Thursday, November 19, 2020

Blast From the Past

The Socrates 80s Educational Game Console

 

A friend of mine shared this video with me, which took me back a ways. In 1988, my family moved up to Oregon from California. The Nintendo Entertainment System was the latest and greatest thing that everyone had to have. I think I remember mentioning that I wanted video games for Christmas, or something. Sure enough, that Christmas I got a video game console. It was not an NES, or even an Atari. It was a Socrates educational console. 

This is where you may be expecting me to tell you how disappointed I was that I got a Go-Bot instead of a Transformer, like a spoiled ungrateful little punk first-worlder. No! I liked Go-Bots. Go-Bots were cool in a lesser than Transformers sort of way, and Socrates was cool in a lesser than Nintendo sort of way. I was excited to have some sort of gaming console that I could hook up to my TV like Nintendo.
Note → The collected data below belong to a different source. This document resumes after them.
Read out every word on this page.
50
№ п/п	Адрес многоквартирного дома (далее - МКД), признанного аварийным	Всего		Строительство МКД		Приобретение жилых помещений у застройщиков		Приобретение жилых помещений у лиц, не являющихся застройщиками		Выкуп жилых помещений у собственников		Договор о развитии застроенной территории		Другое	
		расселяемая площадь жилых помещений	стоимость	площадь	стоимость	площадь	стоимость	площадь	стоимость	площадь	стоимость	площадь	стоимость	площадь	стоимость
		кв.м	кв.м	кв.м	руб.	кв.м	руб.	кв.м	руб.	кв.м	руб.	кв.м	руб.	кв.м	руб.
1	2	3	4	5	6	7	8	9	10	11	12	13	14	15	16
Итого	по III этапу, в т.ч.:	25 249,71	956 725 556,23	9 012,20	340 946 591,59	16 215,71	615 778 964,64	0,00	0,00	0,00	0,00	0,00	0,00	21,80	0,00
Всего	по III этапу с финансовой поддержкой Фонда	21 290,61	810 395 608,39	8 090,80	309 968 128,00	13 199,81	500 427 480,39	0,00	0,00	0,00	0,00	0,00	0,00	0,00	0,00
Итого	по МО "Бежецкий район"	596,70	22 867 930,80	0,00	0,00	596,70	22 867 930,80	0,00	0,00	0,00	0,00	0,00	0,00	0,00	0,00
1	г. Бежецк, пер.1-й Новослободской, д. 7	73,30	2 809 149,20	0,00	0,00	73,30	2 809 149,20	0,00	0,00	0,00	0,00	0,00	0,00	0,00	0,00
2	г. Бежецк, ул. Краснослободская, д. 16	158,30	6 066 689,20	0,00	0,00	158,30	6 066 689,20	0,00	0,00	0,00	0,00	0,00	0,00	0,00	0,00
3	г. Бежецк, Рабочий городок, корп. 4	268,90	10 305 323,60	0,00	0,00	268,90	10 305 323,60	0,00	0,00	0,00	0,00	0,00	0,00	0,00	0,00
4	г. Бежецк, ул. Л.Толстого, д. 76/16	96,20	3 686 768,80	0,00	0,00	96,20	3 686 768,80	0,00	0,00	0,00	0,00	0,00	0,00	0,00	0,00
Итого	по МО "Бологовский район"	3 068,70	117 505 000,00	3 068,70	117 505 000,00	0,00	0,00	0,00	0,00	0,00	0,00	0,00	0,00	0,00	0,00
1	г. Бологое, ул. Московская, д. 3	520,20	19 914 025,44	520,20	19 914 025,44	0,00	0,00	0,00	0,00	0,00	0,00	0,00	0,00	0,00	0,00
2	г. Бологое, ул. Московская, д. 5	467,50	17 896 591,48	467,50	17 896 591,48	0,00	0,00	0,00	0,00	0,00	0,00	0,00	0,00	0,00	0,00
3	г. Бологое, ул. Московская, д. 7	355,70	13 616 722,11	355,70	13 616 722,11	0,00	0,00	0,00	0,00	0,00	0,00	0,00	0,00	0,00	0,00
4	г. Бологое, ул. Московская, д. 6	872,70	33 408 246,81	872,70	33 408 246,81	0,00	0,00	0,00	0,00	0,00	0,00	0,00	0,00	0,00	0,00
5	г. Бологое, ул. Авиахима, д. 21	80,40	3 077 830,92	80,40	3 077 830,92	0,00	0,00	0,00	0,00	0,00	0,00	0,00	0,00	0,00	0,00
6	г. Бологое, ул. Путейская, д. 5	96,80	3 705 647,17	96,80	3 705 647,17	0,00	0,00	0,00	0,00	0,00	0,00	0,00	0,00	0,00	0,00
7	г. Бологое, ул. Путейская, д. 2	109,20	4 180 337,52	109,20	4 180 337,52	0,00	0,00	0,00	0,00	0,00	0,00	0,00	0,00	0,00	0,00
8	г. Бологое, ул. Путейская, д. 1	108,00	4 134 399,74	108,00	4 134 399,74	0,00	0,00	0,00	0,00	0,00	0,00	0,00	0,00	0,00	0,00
Socrates had math games, and word games, and a hang-man, a music feature, and a "Super Painter", which was pretty much a rudimentary version of MS Paint. There were even cartridges we could purchase, which you could plug in for additional games. I had one that had really tough algebra that nobody could figure out. It also had a wireless control, which was pretty much a long bar with a keyboard and two pop-out controllers on the sides.

I pretty much gravitated toward the Super Painter, and also enjoyed the hang man game, which had different levels in which Socrates, an adorable little robot knockoff of Johnny 5, journeys from his home planet to Earth. There was also a two player game which involved competing Socrateses on a game board. I pretty much ignored the math and spelling games, but my friend Adam enjoyed them. He even spent a lot of time trying to solve the algebra game, even though we were fourth graders. He says he thought Socrates was cool because it was  different.

The next year, I got an actual Nintendo for Christmas, and Socrates became a dust collector.